The Deep Enddir. Scott McGehee and David Siegel

Opens Fri Aug 17 at Harvard Exit.

Though it comes dressed in the icy blue clothes of a suspense thriller, The Deep End is a far more interesting creature. Using its intricate plot as shrewd camouflage, the film serves as an examination of the evolving relationship between a lonely mother and her gifted teenage son, whose sexuality (homo) is such an impenetrable subject that Mom (the ineffable Tilda Swinton) would rather navigate a murder cover-up, blackmail, and death threats than talk to the lad directly.

Set in the isolated vastness of the mountains near Lake Tahoe, the story begins like an old-school film noir. Soccer mom Margaret (Swinton) goes to a gay bar (called the Deep End, bathed in warbly blue swimming-pool light to match) and warns Darby, the bar's shady owner, to stay away from her son, Beau.

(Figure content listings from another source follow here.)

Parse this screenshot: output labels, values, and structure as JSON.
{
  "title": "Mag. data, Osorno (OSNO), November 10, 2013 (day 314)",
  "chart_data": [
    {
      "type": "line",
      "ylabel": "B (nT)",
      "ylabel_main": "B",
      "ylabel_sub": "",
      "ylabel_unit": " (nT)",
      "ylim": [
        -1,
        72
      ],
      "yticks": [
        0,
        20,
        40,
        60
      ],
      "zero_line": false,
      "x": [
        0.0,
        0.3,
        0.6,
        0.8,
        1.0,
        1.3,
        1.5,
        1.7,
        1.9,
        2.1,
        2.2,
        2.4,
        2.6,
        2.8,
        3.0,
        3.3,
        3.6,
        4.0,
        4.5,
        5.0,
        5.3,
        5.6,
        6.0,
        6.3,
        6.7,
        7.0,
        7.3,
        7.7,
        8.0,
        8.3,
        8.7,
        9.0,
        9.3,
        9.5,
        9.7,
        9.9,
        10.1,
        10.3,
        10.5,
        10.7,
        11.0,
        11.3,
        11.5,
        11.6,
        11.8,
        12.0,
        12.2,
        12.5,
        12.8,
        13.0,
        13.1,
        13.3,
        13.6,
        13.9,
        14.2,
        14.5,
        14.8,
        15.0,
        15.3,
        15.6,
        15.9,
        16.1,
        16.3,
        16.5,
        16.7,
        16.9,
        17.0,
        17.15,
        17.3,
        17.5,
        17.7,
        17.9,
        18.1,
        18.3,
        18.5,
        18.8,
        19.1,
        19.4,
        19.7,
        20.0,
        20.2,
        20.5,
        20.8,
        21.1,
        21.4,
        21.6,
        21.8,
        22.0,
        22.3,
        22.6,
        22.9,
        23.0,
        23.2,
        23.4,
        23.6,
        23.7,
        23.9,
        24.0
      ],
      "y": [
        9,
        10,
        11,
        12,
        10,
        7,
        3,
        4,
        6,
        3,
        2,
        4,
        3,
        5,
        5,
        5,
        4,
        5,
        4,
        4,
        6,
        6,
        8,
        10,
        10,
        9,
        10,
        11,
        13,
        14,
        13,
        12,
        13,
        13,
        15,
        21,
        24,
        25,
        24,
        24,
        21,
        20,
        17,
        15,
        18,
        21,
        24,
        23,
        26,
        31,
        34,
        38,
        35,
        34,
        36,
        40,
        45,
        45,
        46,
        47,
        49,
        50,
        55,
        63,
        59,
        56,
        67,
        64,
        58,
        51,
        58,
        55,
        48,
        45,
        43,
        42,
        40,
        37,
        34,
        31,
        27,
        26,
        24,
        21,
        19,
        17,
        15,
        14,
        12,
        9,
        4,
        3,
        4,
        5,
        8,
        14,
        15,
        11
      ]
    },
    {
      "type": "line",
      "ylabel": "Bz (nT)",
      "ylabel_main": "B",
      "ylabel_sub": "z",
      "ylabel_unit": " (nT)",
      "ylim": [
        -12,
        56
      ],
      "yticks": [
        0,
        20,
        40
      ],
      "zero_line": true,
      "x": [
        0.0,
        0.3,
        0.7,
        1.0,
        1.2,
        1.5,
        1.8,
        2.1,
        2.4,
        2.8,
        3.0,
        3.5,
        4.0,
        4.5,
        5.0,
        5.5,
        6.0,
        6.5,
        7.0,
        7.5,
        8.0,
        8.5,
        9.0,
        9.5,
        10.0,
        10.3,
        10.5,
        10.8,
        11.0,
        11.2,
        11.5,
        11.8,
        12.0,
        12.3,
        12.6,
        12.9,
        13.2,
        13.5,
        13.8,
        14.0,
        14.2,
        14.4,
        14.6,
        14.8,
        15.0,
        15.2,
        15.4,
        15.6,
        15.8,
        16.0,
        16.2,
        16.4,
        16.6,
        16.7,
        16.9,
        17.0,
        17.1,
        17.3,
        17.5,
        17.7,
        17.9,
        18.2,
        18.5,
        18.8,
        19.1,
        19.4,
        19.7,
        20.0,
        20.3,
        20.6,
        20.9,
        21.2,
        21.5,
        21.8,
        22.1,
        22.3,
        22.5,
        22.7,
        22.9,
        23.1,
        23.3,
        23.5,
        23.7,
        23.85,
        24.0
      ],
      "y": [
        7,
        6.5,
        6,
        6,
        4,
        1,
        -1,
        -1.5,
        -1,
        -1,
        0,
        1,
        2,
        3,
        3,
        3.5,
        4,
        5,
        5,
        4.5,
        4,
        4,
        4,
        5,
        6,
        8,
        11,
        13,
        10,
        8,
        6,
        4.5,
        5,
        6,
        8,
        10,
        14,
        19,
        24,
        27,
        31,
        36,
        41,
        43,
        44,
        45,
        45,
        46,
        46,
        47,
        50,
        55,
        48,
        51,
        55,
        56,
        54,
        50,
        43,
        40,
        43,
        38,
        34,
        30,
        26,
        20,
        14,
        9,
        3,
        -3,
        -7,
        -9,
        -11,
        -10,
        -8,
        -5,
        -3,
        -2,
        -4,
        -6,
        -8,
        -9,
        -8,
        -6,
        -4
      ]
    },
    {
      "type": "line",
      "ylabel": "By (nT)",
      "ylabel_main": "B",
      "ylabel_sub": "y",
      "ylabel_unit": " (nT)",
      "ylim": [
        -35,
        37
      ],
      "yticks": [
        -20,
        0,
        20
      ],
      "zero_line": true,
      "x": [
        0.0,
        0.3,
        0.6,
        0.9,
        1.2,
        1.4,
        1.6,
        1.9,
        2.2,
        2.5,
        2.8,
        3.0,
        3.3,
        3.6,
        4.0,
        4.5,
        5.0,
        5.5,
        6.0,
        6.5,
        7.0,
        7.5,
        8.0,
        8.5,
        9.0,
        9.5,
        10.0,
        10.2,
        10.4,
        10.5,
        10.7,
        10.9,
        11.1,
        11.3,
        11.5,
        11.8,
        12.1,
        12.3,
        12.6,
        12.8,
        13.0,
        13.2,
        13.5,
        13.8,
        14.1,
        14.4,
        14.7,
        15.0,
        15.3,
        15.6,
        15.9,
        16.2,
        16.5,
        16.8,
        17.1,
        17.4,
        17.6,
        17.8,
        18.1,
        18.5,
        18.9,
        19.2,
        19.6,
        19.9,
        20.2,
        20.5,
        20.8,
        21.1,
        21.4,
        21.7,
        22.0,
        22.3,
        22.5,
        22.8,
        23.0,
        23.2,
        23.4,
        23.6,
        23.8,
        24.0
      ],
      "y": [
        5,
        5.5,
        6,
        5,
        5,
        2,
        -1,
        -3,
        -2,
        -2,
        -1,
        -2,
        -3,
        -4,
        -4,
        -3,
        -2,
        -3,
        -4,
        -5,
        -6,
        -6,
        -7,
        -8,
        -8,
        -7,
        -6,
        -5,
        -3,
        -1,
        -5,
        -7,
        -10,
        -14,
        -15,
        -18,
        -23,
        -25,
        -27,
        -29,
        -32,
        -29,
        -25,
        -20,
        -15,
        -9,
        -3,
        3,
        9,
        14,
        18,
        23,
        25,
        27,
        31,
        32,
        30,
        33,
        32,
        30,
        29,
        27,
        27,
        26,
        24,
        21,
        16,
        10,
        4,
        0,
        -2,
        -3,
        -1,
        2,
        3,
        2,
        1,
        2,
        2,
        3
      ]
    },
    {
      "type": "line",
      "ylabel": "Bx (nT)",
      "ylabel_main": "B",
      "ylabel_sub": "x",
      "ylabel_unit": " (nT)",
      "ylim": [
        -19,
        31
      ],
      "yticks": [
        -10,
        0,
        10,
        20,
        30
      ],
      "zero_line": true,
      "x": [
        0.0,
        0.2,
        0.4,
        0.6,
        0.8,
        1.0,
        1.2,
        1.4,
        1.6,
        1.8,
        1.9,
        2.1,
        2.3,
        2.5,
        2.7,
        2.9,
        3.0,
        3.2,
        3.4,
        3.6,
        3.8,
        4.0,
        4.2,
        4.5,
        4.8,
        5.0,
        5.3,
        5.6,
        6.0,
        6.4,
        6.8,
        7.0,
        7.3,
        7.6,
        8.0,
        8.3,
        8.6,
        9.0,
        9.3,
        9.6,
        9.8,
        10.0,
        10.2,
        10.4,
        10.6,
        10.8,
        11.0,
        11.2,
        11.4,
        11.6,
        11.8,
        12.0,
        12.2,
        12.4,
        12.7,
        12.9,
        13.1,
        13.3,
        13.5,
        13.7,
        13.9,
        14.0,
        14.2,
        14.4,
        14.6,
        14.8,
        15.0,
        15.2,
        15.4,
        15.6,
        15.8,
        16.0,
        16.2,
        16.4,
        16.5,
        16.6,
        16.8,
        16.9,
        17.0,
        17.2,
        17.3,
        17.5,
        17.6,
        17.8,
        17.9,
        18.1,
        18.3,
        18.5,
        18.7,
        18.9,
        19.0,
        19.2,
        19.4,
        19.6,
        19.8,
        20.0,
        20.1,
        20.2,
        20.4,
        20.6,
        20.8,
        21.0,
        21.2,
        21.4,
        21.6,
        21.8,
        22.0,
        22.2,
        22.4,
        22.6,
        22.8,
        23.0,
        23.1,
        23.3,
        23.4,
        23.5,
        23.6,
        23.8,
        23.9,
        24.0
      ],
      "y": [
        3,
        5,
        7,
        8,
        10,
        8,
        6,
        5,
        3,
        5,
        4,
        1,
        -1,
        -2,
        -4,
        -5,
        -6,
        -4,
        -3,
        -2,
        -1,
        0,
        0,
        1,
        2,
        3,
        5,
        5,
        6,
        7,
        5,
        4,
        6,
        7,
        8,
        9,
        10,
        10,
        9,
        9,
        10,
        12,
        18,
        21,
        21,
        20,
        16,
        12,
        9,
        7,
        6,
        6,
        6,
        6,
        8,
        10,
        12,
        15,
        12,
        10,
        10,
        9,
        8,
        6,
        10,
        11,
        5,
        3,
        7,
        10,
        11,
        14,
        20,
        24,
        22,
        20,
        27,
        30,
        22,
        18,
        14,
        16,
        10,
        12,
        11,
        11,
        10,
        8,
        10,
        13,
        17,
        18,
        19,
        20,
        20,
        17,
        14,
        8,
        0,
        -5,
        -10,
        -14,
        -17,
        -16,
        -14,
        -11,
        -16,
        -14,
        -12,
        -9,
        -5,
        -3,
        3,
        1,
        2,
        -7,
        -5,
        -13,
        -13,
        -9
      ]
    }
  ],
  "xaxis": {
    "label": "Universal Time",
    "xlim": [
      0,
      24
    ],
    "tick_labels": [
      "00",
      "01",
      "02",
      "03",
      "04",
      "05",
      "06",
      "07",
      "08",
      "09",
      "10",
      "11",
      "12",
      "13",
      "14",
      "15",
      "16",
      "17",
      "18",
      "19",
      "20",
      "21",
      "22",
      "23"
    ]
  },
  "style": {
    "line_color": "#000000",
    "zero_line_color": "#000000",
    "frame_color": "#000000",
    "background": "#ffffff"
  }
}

It's clear that Margaret is uncomfortable, but that her maternal instincts prevail over her squeamishness--a fact reinforced soon after, when she discovers Darby's body, impaled by an anchor beside a dock behind her house.

The killing was accidental, following a tussle between the older man--a manipulative chicken hawk--and his young quarry; so accidental that Beau doesn't even realize Darby is dead. Margaret, after a moment of panic, takes the situation in hand and rows out into the lake to dispose of the corpse, returning home to her now-officially dysfunctional family.

Throughout the rest of the film, Margaret and Beau purposefully avoid confrontation, each assuming the other knows more or less than what is being said--a beautiful distillation of the ties severed by adolescence. Throw in a hunky extortionist (Goran Visnjic) with a very private videotape linking Beau and Darby, and you have the ingredients of a deceptively engrossing potboiler, where the plot takes many an engrossing, implausible turn, but the real action takes place in the lead character's mind.